Friday, April 24, 2020

Generating Random Digraphs

In a recent post, OR consultant and blogger Erwin Kalvelagen discussed generating a random sparse network in GAMS. More specifically, he starts with a fixed set of nodes and a desired number of arcs, and randomly generates approximately that number of arcs. His best results, in terms of execution time, came from exporting the dimensions to R, running a script there, writing out the arcs and importing them back into GAMS.

There are three possible issues with the script. Erwin acknowledged the first, which applies to all his approaches: after removing duplicates, he wound up with fewer than the targeted number of arcs. In many applications this would not be a problems, since you would be looking for "about 1% density" rather than "exactly 1% density". Still, there might be times when you need a specific number of arcs, period. You could supplement Erwin's method with a loop that would test the number of arcs and, if short, would generate more arcs, remove duplicates, add the survivors to the network and repeat.

The second possible issue is the occurrence of self-loops (arcs with head and tail the same, such as (5, 5)). Again, this may or may not be a problem in practice, depending on the application. I rarely encounter network applications where self-loops are expected, or even tolerated. Again, you could modify Erwin's code easily to remove self-loops, and it would not increase execution time much.

The third possible issue is that some nodes may be "orphans" (no arcs in or out), and others may be accessible only one way (either inward degree 0 or outward degree 0). Once again, the application will dictate whether this is a matter of concern.

I decided to test a somewhat different approach to generating the network (using R). It has the advantage of guaranteeing the targeted number of arcs, with no self-loops. (It does not address the issue of orphan nodes.) It has the disadvantage of being slower than Erwin's algorithm (but by what I would call a tolerable amount). My approach is based on assigning an integer index to every possible arc. Assume there are $N$ nodes, indexed $0, \dots, N-1$. (Erwin uses 1-based indexing, but it is trivial to adjust from 0-based to 1-based after the network has been generated.) There are $N^2$ arcs, including self-loops, indexed from $0,\dots,N^2-1$. The arc with index $k$ is given by $$f(k) = (k \div n, k \mod n),$$where $\div$ denotes the integer quotient (so that $7 \div 3 = 2$).
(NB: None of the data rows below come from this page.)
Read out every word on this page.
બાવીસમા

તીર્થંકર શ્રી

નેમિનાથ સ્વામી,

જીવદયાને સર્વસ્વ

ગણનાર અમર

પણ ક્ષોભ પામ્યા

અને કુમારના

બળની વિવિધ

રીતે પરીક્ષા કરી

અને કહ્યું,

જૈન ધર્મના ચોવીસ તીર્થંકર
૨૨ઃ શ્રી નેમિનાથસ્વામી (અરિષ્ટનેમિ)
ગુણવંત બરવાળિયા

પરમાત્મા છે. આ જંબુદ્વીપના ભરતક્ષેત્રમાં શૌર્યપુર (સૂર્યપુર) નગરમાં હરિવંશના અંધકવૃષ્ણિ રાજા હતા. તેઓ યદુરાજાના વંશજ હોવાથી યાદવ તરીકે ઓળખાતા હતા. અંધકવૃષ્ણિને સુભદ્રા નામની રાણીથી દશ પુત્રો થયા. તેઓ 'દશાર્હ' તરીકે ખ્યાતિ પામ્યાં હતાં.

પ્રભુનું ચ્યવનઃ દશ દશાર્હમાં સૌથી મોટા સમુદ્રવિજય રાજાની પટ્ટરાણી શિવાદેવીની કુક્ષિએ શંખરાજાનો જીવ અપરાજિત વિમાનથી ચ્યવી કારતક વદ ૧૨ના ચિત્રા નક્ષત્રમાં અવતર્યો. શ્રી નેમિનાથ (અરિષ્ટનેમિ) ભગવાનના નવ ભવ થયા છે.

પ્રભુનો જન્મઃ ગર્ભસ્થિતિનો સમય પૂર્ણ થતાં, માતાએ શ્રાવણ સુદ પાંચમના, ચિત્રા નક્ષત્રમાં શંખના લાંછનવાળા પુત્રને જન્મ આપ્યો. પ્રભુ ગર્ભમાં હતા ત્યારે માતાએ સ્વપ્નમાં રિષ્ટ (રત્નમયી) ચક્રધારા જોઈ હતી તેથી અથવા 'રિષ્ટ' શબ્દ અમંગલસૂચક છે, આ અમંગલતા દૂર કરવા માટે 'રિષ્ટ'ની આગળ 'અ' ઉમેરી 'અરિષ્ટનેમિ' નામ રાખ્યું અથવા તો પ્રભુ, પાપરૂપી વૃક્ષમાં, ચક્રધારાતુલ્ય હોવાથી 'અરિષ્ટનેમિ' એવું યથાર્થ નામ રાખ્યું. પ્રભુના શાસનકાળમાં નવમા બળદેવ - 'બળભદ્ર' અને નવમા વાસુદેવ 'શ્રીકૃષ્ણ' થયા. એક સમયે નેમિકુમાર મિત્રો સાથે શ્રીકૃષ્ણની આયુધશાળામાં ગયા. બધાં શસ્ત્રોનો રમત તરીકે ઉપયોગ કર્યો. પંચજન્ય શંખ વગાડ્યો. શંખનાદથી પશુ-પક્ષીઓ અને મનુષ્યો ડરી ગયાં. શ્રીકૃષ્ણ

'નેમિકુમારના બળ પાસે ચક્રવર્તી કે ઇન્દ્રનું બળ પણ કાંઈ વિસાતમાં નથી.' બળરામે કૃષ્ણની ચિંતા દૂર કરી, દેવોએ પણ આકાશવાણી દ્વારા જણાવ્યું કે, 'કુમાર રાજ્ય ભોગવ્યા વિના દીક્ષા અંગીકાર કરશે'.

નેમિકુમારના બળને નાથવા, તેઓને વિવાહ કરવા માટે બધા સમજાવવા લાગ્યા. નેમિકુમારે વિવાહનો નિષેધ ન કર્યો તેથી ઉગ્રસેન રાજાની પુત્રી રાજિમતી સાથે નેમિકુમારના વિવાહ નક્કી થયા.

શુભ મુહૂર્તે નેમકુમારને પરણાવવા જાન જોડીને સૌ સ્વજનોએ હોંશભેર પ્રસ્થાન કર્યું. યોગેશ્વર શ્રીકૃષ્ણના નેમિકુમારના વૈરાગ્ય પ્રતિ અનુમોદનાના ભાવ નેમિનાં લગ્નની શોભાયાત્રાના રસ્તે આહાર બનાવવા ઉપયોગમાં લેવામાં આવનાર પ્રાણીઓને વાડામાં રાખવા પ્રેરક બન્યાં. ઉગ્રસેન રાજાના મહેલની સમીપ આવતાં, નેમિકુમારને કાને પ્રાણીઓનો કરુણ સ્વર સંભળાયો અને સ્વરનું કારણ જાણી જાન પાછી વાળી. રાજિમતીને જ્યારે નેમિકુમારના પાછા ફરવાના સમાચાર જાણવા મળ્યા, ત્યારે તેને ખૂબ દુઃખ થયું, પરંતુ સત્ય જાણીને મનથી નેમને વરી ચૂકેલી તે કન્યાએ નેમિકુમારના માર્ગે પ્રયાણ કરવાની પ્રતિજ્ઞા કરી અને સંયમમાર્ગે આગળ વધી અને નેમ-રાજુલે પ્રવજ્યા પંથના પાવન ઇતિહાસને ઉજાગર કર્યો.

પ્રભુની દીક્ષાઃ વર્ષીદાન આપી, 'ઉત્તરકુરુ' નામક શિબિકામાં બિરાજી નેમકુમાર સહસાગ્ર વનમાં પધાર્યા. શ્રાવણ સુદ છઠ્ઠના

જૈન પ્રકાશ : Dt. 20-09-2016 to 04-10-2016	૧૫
As self-loop is an arc whose index $k$ satisfies $k\div n = k \mod n$; those are precisely the arcs with indices $k=m(n + 1)$ for $m=0,\dots,n-1$. So my version of the algorithm is to start with the index set $\lbrace 0,\dots,n^2-1\rbrace$, remove the indices $0, n+1, 2n+2,\dots, n^2-1$, take a random subset of the survivors and apply $f()$ to them.
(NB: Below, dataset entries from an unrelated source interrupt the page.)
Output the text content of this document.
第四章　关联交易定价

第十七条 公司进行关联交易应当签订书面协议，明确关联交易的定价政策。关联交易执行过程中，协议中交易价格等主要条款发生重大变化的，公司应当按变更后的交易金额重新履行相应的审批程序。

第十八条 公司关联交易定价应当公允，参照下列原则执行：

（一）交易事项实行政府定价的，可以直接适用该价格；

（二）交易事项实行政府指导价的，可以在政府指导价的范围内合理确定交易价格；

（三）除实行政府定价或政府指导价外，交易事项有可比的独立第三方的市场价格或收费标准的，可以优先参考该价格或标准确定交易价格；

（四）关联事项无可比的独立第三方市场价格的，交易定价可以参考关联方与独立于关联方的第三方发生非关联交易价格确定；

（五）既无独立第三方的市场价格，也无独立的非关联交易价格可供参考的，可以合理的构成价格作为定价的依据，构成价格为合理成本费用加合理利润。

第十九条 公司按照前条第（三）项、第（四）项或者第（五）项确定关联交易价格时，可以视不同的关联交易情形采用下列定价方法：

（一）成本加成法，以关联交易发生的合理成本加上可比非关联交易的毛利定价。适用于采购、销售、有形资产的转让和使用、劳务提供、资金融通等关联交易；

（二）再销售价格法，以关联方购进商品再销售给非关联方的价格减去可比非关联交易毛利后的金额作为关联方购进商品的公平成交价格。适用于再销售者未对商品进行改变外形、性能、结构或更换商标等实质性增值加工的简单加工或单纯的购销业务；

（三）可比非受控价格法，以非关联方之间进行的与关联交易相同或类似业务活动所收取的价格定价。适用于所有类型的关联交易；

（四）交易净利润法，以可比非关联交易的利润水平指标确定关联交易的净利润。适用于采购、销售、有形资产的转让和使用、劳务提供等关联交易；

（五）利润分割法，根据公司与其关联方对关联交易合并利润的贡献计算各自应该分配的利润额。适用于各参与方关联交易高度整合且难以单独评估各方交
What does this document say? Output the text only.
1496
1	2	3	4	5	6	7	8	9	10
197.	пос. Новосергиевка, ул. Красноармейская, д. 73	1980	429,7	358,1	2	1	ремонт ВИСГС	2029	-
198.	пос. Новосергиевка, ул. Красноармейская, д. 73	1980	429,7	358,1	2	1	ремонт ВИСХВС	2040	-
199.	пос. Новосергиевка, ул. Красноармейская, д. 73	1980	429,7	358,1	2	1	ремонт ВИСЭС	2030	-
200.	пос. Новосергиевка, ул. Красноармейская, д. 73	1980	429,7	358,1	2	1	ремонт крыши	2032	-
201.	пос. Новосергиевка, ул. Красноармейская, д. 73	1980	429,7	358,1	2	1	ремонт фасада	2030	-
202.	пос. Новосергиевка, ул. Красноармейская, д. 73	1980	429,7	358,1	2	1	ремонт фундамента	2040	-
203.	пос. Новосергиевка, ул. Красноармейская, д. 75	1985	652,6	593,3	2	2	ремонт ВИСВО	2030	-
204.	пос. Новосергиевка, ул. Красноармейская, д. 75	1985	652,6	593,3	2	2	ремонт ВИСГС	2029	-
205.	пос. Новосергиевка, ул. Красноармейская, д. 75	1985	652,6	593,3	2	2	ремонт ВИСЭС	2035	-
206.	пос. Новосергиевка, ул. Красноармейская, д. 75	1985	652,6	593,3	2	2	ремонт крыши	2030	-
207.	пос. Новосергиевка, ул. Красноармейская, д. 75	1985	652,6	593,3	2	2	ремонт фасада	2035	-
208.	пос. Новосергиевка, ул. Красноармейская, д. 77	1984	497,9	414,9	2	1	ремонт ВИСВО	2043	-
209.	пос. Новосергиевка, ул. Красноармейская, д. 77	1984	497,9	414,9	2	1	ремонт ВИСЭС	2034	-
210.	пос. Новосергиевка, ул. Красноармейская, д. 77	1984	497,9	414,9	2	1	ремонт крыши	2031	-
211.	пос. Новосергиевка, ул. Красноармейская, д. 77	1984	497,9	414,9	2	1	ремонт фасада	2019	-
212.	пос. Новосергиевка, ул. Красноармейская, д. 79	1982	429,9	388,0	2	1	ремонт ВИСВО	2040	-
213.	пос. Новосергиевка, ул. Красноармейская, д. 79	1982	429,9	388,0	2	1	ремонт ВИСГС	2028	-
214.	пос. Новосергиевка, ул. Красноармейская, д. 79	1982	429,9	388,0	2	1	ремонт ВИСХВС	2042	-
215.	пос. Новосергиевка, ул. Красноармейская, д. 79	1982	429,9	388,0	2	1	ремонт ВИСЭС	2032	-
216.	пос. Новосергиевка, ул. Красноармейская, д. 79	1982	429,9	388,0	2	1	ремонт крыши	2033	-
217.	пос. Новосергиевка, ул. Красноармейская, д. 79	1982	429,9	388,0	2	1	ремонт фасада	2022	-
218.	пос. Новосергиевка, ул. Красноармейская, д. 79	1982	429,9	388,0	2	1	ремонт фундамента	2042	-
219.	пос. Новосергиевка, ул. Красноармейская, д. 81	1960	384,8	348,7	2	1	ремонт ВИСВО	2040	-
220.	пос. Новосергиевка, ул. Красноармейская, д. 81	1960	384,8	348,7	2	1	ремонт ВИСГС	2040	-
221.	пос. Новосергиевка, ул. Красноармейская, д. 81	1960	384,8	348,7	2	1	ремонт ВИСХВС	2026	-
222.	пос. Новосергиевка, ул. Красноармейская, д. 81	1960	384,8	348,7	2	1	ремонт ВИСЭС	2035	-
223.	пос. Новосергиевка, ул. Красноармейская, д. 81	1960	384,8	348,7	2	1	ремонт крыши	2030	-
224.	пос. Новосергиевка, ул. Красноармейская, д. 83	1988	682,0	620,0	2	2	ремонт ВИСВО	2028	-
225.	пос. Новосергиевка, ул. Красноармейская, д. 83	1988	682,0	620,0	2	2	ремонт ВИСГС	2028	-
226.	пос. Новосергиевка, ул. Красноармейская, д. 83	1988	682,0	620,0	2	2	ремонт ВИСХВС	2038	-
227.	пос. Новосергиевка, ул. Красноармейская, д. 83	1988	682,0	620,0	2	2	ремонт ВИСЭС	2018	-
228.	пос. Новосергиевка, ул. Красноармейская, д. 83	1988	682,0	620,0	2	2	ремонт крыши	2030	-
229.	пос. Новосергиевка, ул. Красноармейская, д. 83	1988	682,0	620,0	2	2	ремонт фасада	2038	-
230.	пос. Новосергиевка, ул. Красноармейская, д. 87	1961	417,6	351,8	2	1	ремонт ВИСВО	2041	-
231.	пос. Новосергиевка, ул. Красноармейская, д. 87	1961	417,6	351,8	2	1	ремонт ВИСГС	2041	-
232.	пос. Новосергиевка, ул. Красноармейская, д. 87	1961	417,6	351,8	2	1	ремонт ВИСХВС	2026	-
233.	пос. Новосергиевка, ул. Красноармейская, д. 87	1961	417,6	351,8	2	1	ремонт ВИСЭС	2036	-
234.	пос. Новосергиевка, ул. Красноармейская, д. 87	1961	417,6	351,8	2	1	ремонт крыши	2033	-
I have an R Notebook that compares the two algorithms, using the same dimensions Erwin had: $n=5000$ nodes, with a target density of 1% (250,000 arcs). Timing is somewhat random, even though I set a fixed random number seed for each algorithm. The notebook includes both code and output. As expected, my code gets the targeted number of arcs, with no self-loops. Erwin's code, as expected, comes up a bit short on the number of arcs, and contains a few (easily removed) self-loops. Somewhat interestingly, in my test runs every node had both inward and outward degree at least 1 for both algorithms. I think that is a combination of a fairly large arc count and a bit of luck (the required amount of luck decreasing as the network density increases). If orphans, or nodes with either no outbound or no inbound arcs, turn out to be problems, there is a fairly easy fix for both methods. First, randomly generate either one or two arcs incident on each node (depending on whether you need both inward and outward arcs everywhere). Then generate the necessary number of additional arcs by adjusting the sample size. As before, you might come up a few arcs short with Erwin's algorithm (unless you include a loop to add arcs until the target is reached). In my algorithm, you can easily calculate the indices of the initial set of arcs (the index of arc $(i,j)$ is $n\times i + j$) and then just remove those indices at the same time that you remove the indices of the self-loops, before generating the remaining arcs.